US Airways said Thursday that traffic and a key revenue measurement rose sharply in February, allowing the airline to fully cover rising fuel prices.
Company president Scott Kirby said travel demand last month was "exceptionally strong."
Traffic on the nation's fifth-largest airline rose 4.1 percent from a year ago.
US Airways and others have been raising fares to cover higher fuel costs, which account for about one-third of their budgets. Strong demand will give the airlines more power to raise prices.
The airline reported a 10 percent increase last month in passenger revenue per available seat mile.
That's the ratio of revenue to capacity. It's a closely watched measure of pricing power in the airline industry, and it's been rising for months at many large carriers, giving them confidence to boost prices several times since December.

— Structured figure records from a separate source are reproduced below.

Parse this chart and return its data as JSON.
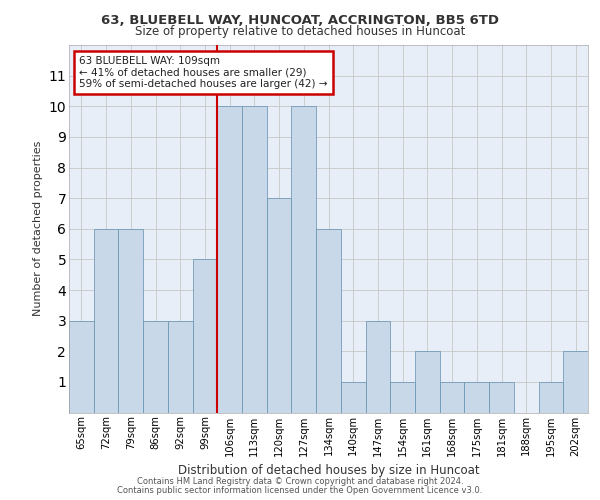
{
  "title_line1": "63, BLUEBELL WAY, HUNCOAT, ACCRINGTON, BB5 6TD",
  "title_line2": "Size of property relative to detached houses in Huncoat",
  "xlabel": "Distribution of detached houses by size in Huncoat",
  "ylabel": "Number of detached properties",
  "categories": [
    "65sqm",
    "72sqm",
    "79sqm",
    "86sqm",
    "92sqm",
    "99sqm",
    "106sqm",
    "113sqm",
    "120sqm",
    "127sqm",
    "134sqm",
    "140sqm",
    "147sqm",
    "154sqm",
    "161sqm",
    "168sqm",
    "175sqm",
    "181sqm",
    "188sqm",
    "195sqm",
    "202sqm"
  ],
  "values": [
    3,
    6,
    6,
    3,
    3,
    5,
    10,
    10,
    7,
    10,
    6,
    1,
    3,
    1,
    2,
    1,
    1,
    1,
    0,
    1,
    2
  ],
  "bar_color": "#c8d8e8",
  "bar_edge_color": "#6090b0",
  "vline_x_index": 6,
  "vline_color": "#cc0000",
  "annotation_text": "63 BLUEBELL WAY: 109sqm\n← 41% of detached houses are smaller (29)\n59% of semi-detached houses are larger (42) →",
  "annotation_box_color": "#ffffff",
  "annotation_box_edge_color": "#cc0000",
  "ylim": [
    0,
    12
  ],
  "yticks": [
    0,
    1,
    2,
    3,
    4,
    5,
    6,
    7,
    8,
    9,
    10,
    11,
    12
  ],
  "grid_color": "#cccccc",
  "background_color": "#e8eef8",
  "footer_line1": "Contains HM Land Registry data © Crown copyright and database right 2024.",
  "footer_line2": "Contains public sector information licensed under the Open Government Licence v3.0."
}
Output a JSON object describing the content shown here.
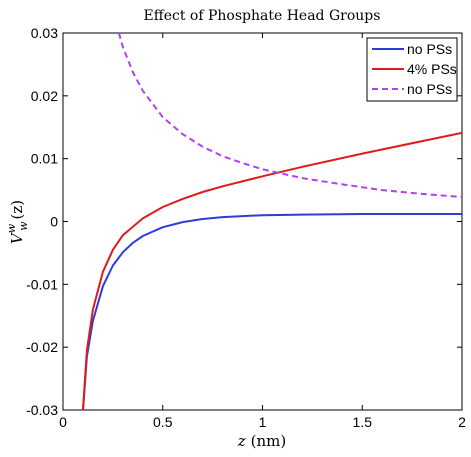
{
  "chart_data": {
    "type": "line",
    "title": "Effect of Phosphate Head Groups",
    "xlabel": "z (nm)",
    "xlabel_var": "z",
    "xlabel_unit": "(nm)",
    "ylabel": "V_w^w(z)",
    "ylabel_main": "V",
    "ylabel_sub": "w",
    "ylabel_sup": "w",
    "ylabel_arg": "(z)",
    "xlim": [
      0,
      2
    ],
    "ylim": [
      -0.03,
      0.03
    ],
    "x_ticks": [
      0,
      0.5,
      1,
      1.5,
      2
    ],
    "x_tick_labels": [
      "0",
      "0.5",
      "1",
      "1.5",
      "2"
    ],
    "y_ticks": [
      -0.03,
      -0.02,
      -0.01,
      0,
      0.01,
      0.02,
      0.03
    ],
    "y_tick_labels": [
      "-0.03",
      "-0.02",
      "-0.01",
      "0",
      "0.01",
      "0.02",
      "0.03"
    ],
    "grid": false,
    "legend_position": "top-right",
    "series": [
      {
        "name": "no PSs",
        "color": "#2b3fd8",
        "dash": "solid",
        "x": [
          0.1,
          0.12,
          0.15,
          0.2,
          0.25,
          0.3,
          0.35,
          0.4,
          0.5,
          0.6,
          0.7,
          0.8,
          1.0,
          1.2,
          1.5,
          1.8,
          2.0
        ],
        "y": [
          -0.03,
          -0.0215,
          -0.0158,
          -0.0103,
          -0.007,
          -0.0049,
          -0.0034,
          -0.0023,
          -0.0009,
          -0.0001,
          0.0004,
          0.0007,
          0.001,
          0.0011,
          0.0012,
          0.0012,
          0.0012
        ]
      },
      {
        "name": "4% PSs",
        "color": "#e01a1a",
        "dash": "solid",
        "x": [
          0.1,
          0.12,
          0.15,
          0.2,
          0.25,
          0.3,
          0.4,
          0.5,
          0.6,
          0.7,
          0.8,
          1.0,
          1.2,
          1.5,
          1.8,
          2.0
        ],
        "y": [
          -0.03,
          -0.0205,
          -0.014,
          -0.008,
          -0.0045,
          -0.0022,
          0.0005,
          0.0023,
          0.0036,
          0.0047,
          0.0056,
          0.0072,
          0.0087,
          0.0108,
          0.0128,
          0.0141
        ]
      },
      {
        "name": "no PSs",
        "color": "#b33ff0",
        "dash": "dashed",
        "x": [
          0.28,
          0.3,
          0.35,
          0.4,
          0.5,
          0.6,
          0.7,
          0.8,
          0.9,
          1.0,
          1.2,
          1.4,
          1.6,
          1.8,
          2.0
        ],
        "y": [
          0.03,
          0.0278,
          0.0238,
          0.0208,
          0.0166,
          0.0139,
          0.0119,
          0.0104,
          0.0093,
          0.0083,
          0.0069,
          0.0059,
          0.005,
          0.0044,
          0.0039
        ]
      }
    ]
  }
}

Kirby said the strong demand "will be sufficient to fully offset the increase in fuel prices" as of Feb. 28.
US Airways said paying passengers flew 4.01
miles last month, up from 3.85 billion in February 2010.
However, capacity rose even faster than traffic _ up 5.3 percent to 5.22 billion available seat miles, which is one seat flown one mile. Airlines can raise capacity by adding flights or using bigger planes.
With the rapid growth, planes were less full _ 76.8 percent, compared with 77.6 percent a year earlier.
Including regional flights by US Airways Express, traffic rose 4.5 percent and capacity was increased by 5.6 percent. Average occupancy slipped to 76.3 percent from 77.2 percent a year ago.
The airlines are owned by US Airways Group Inc.
Its shares rose 32 cents, or 3.9 percent, to $8.29 on morning trading Thursday.